Rab 27a Das Double-Nickase-Plasmid (m) besteht aus einem aufeinander abgestimmten Plasmidpaar, das für die hochspezifische Bearbeitung des Rab27a-Lokus in mouse-Zelllinien entwickelt wurde. Jedes Plasmid exprimiert eine Cas9-D10A-Nickase und eine spezifische sgRNA, die auf entgegengesetzte DNA-Stränge innerhalb von Rab27a abzielt. Wenn sie auf benachbarte Stellen auf entgegengesetzten DNA-Strängen gerichtet sind, erzeugen die beiden Nickasen versetzte Einzelstrang-Schnitte, die zusammen einen versetzten Doppelstrangbruch erzeugen, was eine koordinierte On-Target-Aktivität beider Guides erfordert. Der resultierende DNA-Bruch wird durch endogene zelluläre Reparaturwege behoben, meist durch nicht-homologe Endverknüpfung (NHEJ), was zu Insertionen oder Deletionen führt, die die Rab27a-Funktion stören. Durch die Notwendigkeit einer doppelten sgRNA-Bindung am Zielort erhöht der Doppel-Nick-Ansatz die Spezifität der Bearbeitung und bietet eine komplementäre CRISPR-Strategie für Anwendungen, bei denen eine zusätzliche Kontrolle über die Zielgenauigkeit gewünscht ist.
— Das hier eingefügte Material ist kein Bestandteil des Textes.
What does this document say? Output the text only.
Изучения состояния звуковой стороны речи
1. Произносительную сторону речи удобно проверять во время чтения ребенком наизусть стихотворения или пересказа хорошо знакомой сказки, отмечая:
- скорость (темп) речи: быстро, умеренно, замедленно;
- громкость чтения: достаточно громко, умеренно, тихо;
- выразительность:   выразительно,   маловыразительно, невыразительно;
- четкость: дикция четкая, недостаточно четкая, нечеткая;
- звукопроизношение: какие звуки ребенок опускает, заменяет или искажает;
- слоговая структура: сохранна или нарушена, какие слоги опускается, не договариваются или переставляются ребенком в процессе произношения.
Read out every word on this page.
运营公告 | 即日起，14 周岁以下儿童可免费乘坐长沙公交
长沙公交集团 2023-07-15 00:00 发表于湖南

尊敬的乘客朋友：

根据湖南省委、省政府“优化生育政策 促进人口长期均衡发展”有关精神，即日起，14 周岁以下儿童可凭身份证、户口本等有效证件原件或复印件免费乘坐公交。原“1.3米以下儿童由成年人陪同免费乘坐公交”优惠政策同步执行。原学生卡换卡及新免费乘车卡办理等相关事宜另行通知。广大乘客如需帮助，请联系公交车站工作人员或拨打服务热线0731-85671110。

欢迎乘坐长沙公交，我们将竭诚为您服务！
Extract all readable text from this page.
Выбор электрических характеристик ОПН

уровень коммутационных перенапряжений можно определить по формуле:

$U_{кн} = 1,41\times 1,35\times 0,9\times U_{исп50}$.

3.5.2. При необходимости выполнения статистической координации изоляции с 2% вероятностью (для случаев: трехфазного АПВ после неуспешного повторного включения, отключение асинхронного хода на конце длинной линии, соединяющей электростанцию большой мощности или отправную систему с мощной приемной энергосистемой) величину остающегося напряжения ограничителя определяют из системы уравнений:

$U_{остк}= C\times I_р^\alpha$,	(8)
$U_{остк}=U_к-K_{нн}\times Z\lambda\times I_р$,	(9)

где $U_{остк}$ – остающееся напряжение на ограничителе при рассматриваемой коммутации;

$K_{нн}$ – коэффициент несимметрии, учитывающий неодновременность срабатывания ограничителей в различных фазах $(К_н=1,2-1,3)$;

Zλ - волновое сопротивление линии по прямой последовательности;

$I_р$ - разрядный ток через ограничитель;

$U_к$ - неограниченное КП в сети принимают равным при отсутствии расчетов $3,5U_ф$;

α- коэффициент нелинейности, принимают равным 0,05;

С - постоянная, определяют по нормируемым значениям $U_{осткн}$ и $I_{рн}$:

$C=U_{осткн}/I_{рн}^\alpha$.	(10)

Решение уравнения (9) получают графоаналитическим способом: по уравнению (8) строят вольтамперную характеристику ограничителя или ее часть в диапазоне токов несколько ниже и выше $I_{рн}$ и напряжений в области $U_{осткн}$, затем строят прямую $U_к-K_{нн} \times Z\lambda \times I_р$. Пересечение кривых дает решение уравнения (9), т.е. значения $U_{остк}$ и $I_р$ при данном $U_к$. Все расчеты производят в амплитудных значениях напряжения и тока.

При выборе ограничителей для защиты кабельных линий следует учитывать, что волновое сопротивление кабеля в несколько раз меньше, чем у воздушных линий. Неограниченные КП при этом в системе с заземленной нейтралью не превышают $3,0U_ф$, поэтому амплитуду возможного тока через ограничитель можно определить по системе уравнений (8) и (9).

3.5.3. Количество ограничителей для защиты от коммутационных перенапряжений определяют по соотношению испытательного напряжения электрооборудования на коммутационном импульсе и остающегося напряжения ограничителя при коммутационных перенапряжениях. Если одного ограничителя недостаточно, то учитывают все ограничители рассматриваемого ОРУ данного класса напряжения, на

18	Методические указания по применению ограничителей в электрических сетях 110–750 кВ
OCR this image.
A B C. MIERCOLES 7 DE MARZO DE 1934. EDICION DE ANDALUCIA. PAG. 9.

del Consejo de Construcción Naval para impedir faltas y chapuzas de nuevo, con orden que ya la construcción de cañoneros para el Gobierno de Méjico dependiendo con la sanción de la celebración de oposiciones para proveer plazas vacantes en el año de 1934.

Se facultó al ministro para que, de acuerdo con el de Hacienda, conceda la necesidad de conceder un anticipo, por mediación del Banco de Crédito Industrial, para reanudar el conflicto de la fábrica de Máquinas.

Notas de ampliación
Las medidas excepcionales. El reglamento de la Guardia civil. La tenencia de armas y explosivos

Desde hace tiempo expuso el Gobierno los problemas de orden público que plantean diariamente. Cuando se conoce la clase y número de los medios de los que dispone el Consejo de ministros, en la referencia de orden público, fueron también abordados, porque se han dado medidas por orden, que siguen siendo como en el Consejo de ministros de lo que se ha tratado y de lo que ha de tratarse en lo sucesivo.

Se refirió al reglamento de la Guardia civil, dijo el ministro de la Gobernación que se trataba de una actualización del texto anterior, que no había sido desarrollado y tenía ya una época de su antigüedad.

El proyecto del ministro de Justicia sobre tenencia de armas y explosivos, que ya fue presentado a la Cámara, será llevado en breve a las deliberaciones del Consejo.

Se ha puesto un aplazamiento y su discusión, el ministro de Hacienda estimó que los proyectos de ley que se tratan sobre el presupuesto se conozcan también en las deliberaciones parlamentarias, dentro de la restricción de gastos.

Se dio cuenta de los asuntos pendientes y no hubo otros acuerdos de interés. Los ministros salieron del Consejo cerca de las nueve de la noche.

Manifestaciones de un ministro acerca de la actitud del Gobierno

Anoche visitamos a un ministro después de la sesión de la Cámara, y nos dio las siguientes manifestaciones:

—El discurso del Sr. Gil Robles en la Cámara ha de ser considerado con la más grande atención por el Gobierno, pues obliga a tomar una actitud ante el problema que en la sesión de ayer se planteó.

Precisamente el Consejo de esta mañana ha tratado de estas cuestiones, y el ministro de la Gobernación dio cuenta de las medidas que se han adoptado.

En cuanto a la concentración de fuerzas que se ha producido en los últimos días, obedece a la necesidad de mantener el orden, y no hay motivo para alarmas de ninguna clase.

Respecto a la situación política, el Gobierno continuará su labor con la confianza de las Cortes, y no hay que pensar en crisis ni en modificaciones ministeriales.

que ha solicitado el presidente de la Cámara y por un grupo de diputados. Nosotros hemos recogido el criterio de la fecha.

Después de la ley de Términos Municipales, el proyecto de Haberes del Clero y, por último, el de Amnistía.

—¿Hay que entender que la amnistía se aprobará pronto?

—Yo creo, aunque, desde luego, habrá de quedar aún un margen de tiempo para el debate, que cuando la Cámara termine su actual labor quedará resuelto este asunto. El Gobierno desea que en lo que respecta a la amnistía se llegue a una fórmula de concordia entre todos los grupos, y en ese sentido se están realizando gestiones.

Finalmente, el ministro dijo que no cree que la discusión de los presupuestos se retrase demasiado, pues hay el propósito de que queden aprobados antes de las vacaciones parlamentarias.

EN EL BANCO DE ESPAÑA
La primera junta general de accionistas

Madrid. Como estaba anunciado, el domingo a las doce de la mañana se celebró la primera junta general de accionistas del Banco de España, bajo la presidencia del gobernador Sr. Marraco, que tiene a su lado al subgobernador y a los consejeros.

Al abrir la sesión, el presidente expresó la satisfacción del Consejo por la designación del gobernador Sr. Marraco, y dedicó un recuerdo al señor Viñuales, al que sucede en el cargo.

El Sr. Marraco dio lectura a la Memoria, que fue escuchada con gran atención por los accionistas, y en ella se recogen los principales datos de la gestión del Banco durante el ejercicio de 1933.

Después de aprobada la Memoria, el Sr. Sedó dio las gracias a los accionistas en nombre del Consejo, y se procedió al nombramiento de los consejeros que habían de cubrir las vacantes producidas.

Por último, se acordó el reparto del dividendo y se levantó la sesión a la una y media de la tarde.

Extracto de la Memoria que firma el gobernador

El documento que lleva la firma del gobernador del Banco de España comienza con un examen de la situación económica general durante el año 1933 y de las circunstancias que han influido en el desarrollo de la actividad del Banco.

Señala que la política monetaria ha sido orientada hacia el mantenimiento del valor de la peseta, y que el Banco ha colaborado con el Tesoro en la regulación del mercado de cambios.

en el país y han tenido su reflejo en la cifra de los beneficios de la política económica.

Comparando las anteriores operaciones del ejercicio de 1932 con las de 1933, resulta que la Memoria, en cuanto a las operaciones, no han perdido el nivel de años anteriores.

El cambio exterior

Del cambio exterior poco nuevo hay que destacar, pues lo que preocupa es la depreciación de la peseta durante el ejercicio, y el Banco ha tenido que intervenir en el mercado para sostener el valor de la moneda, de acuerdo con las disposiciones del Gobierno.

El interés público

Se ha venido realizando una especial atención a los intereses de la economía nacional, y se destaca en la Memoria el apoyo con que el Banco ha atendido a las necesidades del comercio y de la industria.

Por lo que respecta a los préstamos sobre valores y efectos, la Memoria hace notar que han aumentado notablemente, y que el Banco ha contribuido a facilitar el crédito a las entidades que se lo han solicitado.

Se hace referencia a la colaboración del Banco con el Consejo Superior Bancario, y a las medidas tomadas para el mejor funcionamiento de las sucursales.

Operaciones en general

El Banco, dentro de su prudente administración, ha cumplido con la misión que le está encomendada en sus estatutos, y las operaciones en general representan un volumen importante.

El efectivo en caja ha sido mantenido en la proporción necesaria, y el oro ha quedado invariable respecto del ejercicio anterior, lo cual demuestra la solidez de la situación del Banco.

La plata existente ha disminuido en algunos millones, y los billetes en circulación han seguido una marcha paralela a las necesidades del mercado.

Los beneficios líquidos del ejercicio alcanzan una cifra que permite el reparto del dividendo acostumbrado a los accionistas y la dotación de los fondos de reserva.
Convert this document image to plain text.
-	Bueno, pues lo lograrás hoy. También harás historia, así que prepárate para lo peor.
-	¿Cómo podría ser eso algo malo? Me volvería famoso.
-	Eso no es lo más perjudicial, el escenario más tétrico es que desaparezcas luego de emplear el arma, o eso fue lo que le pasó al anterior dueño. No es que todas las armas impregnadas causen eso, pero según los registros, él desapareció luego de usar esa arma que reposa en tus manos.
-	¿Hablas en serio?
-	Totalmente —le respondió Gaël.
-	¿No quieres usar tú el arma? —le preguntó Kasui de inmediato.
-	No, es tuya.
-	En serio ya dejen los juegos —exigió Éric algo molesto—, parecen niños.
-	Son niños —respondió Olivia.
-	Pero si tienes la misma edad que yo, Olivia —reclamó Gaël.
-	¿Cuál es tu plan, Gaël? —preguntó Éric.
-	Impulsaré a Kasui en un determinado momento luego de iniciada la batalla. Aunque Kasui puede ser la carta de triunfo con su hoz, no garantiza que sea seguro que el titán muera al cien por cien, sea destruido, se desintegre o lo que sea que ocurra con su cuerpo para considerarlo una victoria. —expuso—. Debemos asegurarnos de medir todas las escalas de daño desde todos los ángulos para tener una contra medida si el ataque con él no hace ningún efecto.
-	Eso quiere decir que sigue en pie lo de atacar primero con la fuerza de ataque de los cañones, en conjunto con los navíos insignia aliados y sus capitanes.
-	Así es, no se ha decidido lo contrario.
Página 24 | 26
Um eine effiziente Identifizierung editierter Zellen zu unterstützen, kodiert ein Plasmid GFP zur fluoreszierenden Visualisierung transfizierter Populationen, während das Begleitplasmid ein Puromycin-Resistenzgen für die Antibiotika-Selektion trägt. Zusammen unterstützen diese Merkmale eine effiziente Anreicherung co-transfizierter Populationen und vereinfachen die Validierung von Klonen mit Rab27a-Störung.
Nur für Forschungszwecke. Nicht für diagnostische oder therapeutische Zwecke bestimmt.